Aan de hand van het toerental en de gasklepstand kan de ECU een berekening maken voor de hoeveelheid aangezogen lucht. Deze vergelijkt hij met de werkelijke hoeveelheid aangezogen lucht die de ECU meet met de luchthoeveelheidsmeter. Als dit verschil te groot is of als er helemaal geen waarde meer gemeten wordt, zal hij “de schuld geven” aan de luchthoeveelheidsmeter. Om toch nog redelijk normaal te kunnen functioneren gebruikt hij de waarde die uit de berekening is voortgekomen.

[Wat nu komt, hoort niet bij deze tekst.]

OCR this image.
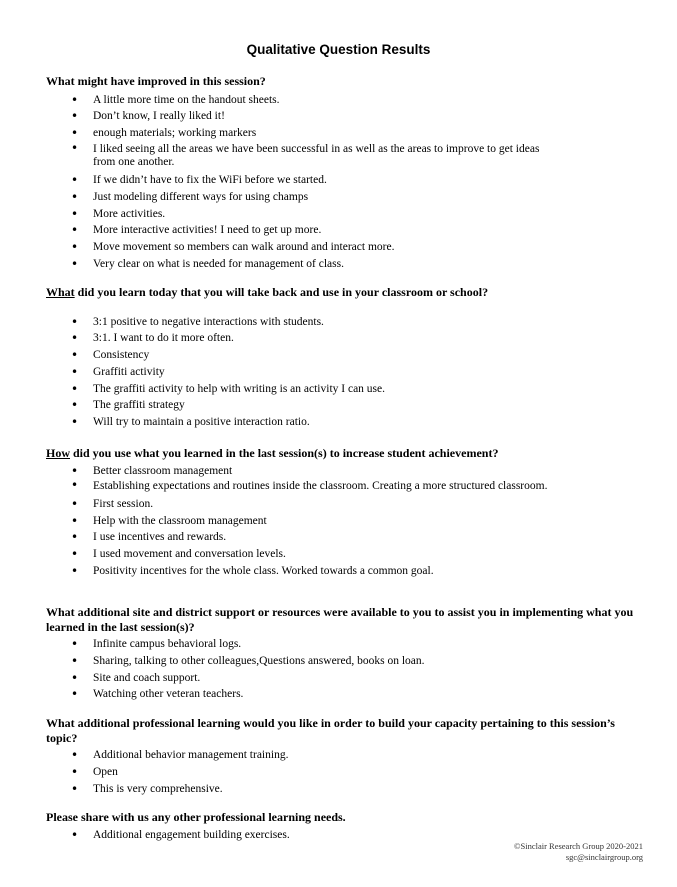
Qualitative Question Results
What might have improved in this session?
• A little more time on the handout sheets.
• Don’t know, I really liked it!
• enough materials; working markers
• I liked seeing all the areas we have been successful in as well as the areas to improve to get ideas from one another.
• If we didn’t have to fix the WiFi before we started.
• Just modeling different ways for using champs
• More activities.
• More interactive activities! I need to get up more.
• Move movement so members can walk around and interact more.
• Very clear on what is needed for management of class.
What did you learn today that you will take back and use in your classroom or school?
• 3:1 positive to negative interactions with students.
• 3:1. I want to do it more often.
• Consistency
• Graffiti activity
• The graffiti activity to help with writing is an activity I can use.
• The graffiti strategy
• Will try to maintain a positive interaction ratio.
How did you use what you learned in the last session(s) to increase student achievement?
• Better classroom management
• Establishing expectations and routines inside the classroom. Creating a more structured classroom.
• First session.
• Help with the classroom management
• I use incentives and rewards.
• I used movement and conversation levels.
• Positivity incentives for the whole class. Worked towards a common goal.
What additional site and district support or resources were available to you to assist you in implementing what you learned in the last session(s)?
• Infinite campus behavioral logs.
• Sharing, talking to other colleagues,Questions answered, books on loan.
• Site and coach support.
• Watching other veteran teachers.
What additional professional learning would you like in order to build your capacity pertaining to this session’s topic?
• Additional behavior management training.
• Open
• This is very comprehensive.
Please share with us any other professional learning needs.
• Additional engagement building exercises.
©Sinclair Research Group 2020-2021
sgc@sinclairgroup.org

Zo bestaan er ook controles op temperatuur sensoren, pingelsensoren, potentiometers, uitlaatgasregelingen enz. enz.. Ook kan het systeem steeds meer gegevens opslaan voor diagnose in de werkplaats. Zo kan er exact gezien worden welke fout zich wanneer en onder welke omstandigheden heeft voorgedaan. Men kan bijvoorbeeld precies zien hoelang en hoeveel de toeren zijn overschreden van de motor, belangrijk bij diagnose stellen aan motorschades. De verwachting is dat het einde nog lang niet in zicht is. Ook de afmetingen van de ECU worden steeds kleiner. Bij het laatste type ECU wordt de afmeting niet meer bepaald door de hoeveelheid elektronica maar door de afmeting van de aansluitstekker.